The larger the project, the harder it is for developers to sell all of the units within five years, which explains why many of the en-bloc sales attempts of larger properties have been unsuccessful, he said.
He likened private housing supply to a factory production line that cannot be stopped, as developers cannot simply build fewer new homes on the land they bought after 2017.
From 2013 to 2017, developers had sought to clear their inventory instead of replenishing their land reserves owing to the initial round of property cooling measures. An uptick in market sentiment in 2017, however, led many developers to change their priorities and buy more land.
“So you have a steady supply that must come online, that must be built and entirely sold in five years’ time.
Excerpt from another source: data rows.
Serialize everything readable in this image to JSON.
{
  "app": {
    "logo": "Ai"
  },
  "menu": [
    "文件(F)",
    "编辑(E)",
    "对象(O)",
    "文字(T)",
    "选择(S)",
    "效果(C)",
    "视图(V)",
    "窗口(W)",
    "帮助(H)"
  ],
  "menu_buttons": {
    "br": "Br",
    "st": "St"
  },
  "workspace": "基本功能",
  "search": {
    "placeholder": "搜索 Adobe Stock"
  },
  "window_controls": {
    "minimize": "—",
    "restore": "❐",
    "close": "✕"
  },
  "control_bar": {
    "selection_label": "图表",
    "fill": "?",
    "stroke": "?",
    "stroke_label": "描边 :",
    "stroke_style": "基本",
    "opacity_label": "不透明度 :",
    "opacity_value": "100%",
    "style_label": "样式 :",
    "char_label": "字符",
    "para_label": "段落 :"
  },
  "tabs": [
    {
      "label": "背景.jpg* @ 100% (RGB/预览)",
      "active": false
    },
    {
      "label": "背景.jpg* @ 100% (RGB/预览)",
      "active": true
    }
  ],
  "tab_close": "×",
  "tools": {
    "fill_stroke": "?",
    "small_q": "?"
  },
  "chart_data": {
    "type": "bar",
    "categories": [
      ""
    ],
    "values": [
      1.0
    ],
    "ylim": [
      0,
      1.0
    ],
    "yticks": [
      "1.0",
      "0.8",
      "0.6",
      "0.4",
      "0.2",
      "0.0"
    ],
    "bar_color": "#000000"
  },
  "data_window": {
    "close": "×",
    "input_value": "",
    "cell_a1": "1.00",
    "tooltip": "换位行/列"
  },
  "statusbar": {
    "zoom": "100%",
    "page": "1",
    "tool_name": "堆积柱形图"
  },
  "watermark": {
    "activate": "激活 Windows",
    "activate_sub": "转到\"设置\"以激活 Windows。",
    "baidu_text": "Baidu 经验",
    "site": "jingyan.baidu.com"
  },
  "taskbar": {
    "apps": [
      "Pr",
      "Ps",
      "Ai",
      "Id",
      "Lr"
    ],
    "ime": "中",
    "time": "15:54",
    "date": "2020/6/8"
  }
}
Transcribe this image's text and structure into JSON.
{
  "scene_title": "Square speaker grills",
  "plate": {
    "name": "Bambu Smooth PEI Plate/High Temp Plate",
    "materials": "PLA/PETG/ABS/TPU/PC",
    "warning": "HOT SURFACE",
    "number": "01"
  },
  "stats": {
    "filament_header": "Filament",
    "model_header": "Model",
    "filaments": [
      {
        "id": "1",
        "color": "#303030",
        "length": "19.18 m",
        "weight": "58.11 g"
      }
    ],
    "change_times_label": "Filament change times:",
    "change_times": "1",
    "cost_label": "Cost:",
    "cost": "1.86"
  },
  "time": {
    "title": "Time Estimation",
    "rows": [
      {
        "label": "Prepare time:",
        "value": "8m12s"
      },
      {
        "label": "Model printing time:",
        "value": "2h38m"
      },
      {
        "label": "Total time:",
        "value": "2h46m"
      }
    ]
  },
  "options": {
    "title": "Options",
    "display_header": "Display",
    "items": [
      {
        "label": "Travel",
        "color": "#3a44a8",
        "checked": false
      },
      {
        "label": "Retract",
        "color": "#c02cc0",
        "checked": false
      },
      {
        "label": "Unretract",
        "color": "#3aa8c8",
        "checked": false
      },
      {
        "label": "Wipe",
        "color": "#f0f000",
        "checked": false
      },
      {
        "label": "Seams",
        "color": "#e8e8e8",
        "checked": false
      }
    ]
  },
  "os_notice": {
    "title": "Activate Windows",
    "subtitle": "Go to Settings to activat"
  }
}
And yet, at the same time, the Government also curbed demand from buyers, putting developers in a very difficult position,” said Mr Mak.
Property analyst Ong Kah Seng said: “Without that stringent ABSD regulation, they could have kept some of these sites in their land bank reserves and release or launch (projects) at suitable timings.”
He did not agree entirely with Mr Kwek, however, stating that during the euphoric 2017 and 2018 housing market, marked by en-bloc fever, it was the developers themselves who added too much stock to their land inventory and "bidded excessively high”, expecting residential property prices to continue rising.
This turned out to be too optimistic, he said.
“Even as there was intense pressure to stock up land inventory during property market recovery from the second half of 2017, there actually wasn’t a valid necessity to acquire sites at such an aggressive pace then,” said Mr Ong.
Associate Professor Sing Tien Foo, director of the Institute of Real Estate and Urban Studies, also disagreed with the suggestion to extend the five-year period, noting that the purpose of the ABSD was also to curb speculation in the housing market.
Extending the ABSD timeline may weaken the Government’s intention to cool the property market, as it gives developers more room to time the market and gain an advantage in influencing housing prices when the market is weak, he said.
“The current ABSD rules will force developers to be more prudent in acquiring more sites, and also to make sure that they will not (create) a glut in the markets in the short term by being overly aggressive in bidding and acquiring new sites, especially the en-bloc sites.
“They would have to revise the price downward to reflect the market sentiment, in order to sell their units. The ABSD will then serve the purposes of cooling the housing market as intended,” said Assoc Prof Sing.